My research interests mainly focus on Nonlinear Optimization, Machine Learning and Graph Theory. Representative papers are highlighted, * indicates equal contributions.

While many approaches have been proposed to make AI more energy-efficient and environmentally friendly, environmental inequity -- the fact that AI's environmental footprint can be disproportionately higher in certain regions than in others. This paper takes a first step toward addressing AI's environmental inequity by balancing its regional negative environmental impact.
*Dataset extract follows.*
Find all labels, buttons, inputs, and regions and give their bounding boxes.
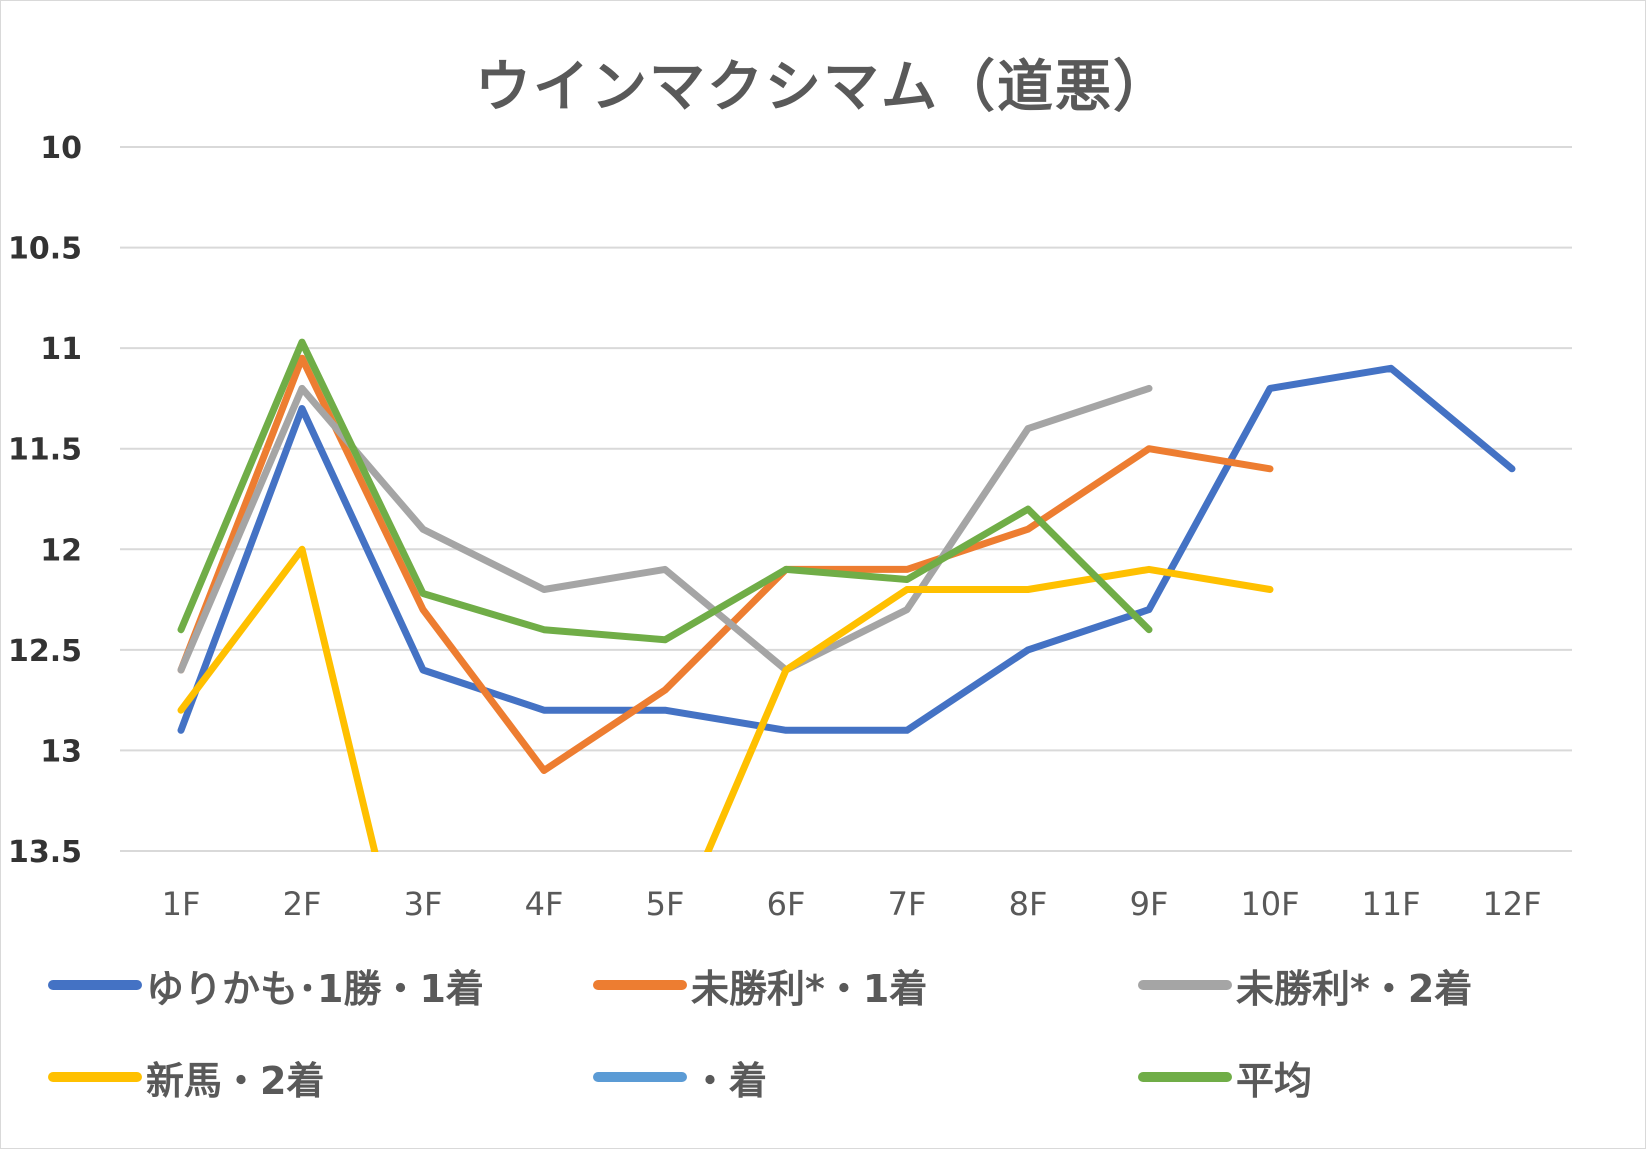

This paper studies online resource allocation with replenishable budgets, where budgets can be replenished on top of the initial budget and an agent sequentially chooses online allocation decisions without violating the available budget constraint at each round. We propose a novel online algorithm, called OACP (Opportunistic Allocation with Conservative Pricing), that conservatively adjusts dual variables while opportunistically utilizing available resources.

We study the most general form of Smoothed Online Convex Optimization, a.k.a. SOCO, including multi-step nonlinear switching costs and feedback delay. We propose a novel machine learning (ML) augmented online algorithm, Robustness-Constrained Learning(RCL). Importantly, RCL is the first ML-augmented algorithm with a provable robustness guarantee in the case of multi-step switching cost and feedback delay.

This paper (ACRL) studies the problem of Anytime-Competitive Markov Decision Process (A-CMDP), which optimizes the expected reward while guaranteeing a bounded cost in each round of any episode against a policy prior. Experiments on the application of carbon intelligent computing verify the reward performance and cost constraint guarantee of ACRL.

A novel RL-based approach for edge-weighted online bipartite matching with robustness guarantees, achieving both good average-case performance and strict worst-case guarantee. This framework (LOMAR) supports training the RL policy by explicitly considering the online robustification operation.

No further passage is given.